SETTING GOALS AND THE DEVELOPMENT OF THE INTERVENTION PROGRAMME

Subsequently, the general objectives are established, and the specific initial targets and intervention programme are drafted:

–       Psychological and neuropsychological objectives.

–       Specific cognitive objectives to be developed during Occupational Therapy.

INTERVENTION 

The next step is intervention, rehabilitation and carrying out the appropriate neuropsychological and psychological treatments, using the wide range of psychotherapeutic techniques and procedures available to adults, adolescents and children.

Establishment of guidelines for the management of the patient by the hospital staff and by the family (behaviour modification programmes, as well as programmes to address aggressiveness, severe memory problems, etc.).

FOLLOW-UP

–          Monitoring of cognitive behavioural progress during the therapeutic process.

–          Restructuring of the initial objectives.

–          Drafting of clinical reports on a quarterly basis.

–          Provision of periodic information to the family.

–          Coordination and supervision of occupational therapy.

DISCHARGE

Drafting of clinical reports on treated patients upon discharge, which reflects, in detail, what the psychological or neuropsychological situation is at the point of discharge, as well as establishing certain guidelines.

Duties of the Neurologist

The main objective of the neurologist is to optimize the medical, neurological and behavioural state of the patient.

When the patient is admitted, the neurologist is responsible for initially assess the patient, their background and current situation:

  1. Initial assessment of the patient: Through the neurological examination the site of the injury can be determined in order to help direct the most appropriate treatment.  It also identifies the physical , neurological, cognitive and behavioural defects that impair the functional recovery of the patient as well as their ability to perform specific tasks.
  2. Personal history: The neurologist must know the diseases prior to admission, i.e., medical comorbidities that must be treated.

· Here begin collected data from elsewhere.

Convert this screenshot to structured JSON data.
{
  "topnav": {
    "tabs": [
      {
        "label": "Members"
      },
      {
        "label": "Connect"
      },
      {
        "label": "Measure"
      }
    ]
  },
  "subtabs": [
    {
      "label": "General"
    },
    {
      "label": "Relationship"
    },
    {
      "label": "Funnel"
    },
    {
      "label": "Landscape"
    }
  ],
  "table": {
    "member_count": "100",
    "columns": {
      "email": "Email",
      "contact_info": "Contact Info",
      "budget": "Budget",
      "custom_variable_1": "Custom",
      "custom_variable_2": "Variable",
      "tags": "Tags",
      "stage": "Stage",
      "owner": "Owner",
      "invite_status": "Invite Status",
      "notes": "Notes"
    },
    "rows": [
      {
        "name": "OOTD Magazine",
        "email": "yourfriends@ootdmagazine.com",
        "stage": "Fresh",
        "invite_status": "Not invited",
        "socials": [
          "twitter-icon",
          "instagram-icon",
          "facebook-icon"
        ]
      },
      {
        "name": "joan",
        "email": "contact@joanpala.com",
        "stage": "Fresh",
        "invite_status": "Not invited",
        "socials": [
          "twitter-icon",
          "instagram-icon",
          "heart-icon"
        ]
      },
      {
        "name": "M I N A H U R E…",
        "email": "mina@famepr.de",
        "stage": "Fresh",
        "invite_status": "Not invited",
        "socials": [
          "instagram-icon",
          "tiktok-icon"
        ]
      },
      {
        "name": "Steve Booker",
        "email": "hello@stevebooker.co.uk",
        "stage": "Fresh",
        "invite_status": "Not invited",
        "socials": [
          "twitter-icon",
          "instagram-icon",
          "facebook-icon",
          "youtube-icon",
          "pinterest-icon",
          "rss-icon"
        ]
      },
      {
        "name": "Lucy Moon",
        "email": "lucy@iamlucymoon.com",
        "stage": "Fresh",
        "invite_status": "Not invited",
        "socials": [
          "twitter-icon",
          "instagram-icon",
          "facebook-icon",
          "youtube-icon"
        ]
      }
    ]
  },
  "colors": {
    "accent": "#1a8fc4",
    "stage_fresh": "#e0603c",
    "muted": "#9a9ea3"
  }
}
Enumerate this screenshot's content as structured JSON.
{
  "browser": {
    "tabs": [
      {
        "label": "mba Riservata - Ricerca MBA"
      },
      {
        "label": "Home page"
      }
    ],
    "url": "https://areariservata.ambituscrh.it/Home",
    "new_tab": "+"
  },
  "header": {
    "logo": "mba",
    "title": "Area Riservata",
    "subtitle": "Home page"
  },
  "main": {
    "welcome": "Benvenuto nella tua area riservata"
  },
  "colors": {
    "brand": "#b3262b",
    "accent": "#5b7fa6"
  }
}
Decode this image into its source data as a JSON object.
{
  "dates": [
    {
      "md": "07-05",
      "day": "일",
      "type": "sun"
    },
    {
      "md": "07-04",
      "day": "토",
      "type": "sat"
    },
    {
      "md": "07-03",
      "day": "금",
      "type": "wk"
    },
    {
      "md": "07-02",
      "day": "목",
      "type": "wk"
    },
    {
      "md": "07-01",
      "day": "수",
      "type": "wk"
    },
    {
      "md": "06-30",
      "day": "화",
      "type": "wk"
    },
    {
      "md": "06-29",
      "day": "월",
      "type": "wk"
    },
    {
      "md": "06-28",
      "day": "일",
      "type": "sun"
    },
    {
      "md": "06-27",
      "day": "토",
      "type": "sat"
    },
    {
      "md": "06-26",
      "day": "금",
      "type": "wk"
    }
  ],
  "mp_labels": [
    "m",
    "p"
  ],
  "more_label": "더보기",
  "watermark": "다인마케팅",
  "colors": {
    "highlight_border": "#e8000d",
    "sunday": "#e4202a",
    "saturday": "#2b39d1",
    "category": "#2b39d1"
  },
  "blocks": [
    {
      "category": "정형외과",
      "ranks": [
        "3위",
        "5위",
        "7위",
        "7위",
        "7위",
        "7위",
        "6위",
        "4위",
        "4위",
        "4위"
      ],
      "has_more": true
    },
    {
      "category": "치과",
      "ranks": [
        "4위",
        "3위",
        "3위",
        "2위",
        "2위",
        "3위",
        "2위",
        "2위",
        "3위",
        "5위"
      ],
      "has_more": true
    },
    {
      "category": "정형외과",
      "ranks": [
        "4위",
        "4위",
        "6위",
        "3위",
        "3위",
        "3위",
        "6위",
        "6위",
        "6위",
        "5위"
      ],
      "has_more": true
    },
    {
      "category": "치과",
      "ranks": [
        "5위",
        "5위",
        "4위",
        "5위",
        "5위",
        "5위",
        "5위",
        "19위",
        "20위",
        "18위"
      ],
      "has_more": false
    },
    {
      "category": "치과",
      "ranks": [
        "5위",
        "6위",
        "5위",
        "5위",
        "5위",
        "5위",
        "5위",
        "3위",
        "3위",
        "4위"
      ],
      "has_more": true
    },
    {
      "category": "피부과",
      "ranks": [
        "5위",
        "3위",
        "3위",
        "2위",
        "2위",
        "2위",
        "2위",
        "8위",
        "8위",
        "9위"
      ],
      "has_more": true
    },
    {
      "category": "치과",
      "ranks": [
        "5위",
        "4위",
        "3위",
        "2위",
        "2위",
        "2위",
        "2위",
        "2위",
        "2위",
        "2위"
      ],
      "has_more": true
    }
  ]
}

Specifically, hypertension, dyslipidemia, diabetes and heart problems.
  3. Assessment of the current situation of the patient with the aim of preventing complications arising as a result of medication, previous diseases and the brain damage. For example, seizures infections (respiratory and urinary), dehydration, fainting, etc.

On admission the pharmacological treatment is monitored and controlled, both neurological and medical. If necessary, diagnostic tests that help in the diagnosis  (analytical, neuroimaging and neurophysiological) or the opinion of a second specialist are sought when associated pathologies so require.

Each week, the neurorehabilitation team meets in a clinical session to discuss the neurorehabilitation objectives of each patient and the progress and obstacles to achieving these goals (for example: pain, depression, spasticity, extrapyramidal effects, cardiovascular instability or breathing).

At the time of hospital discharge, the neurologist assesses the patient’s medical progress and neurological sequelae in order to issue a medical report together with the neurorehabilitation team.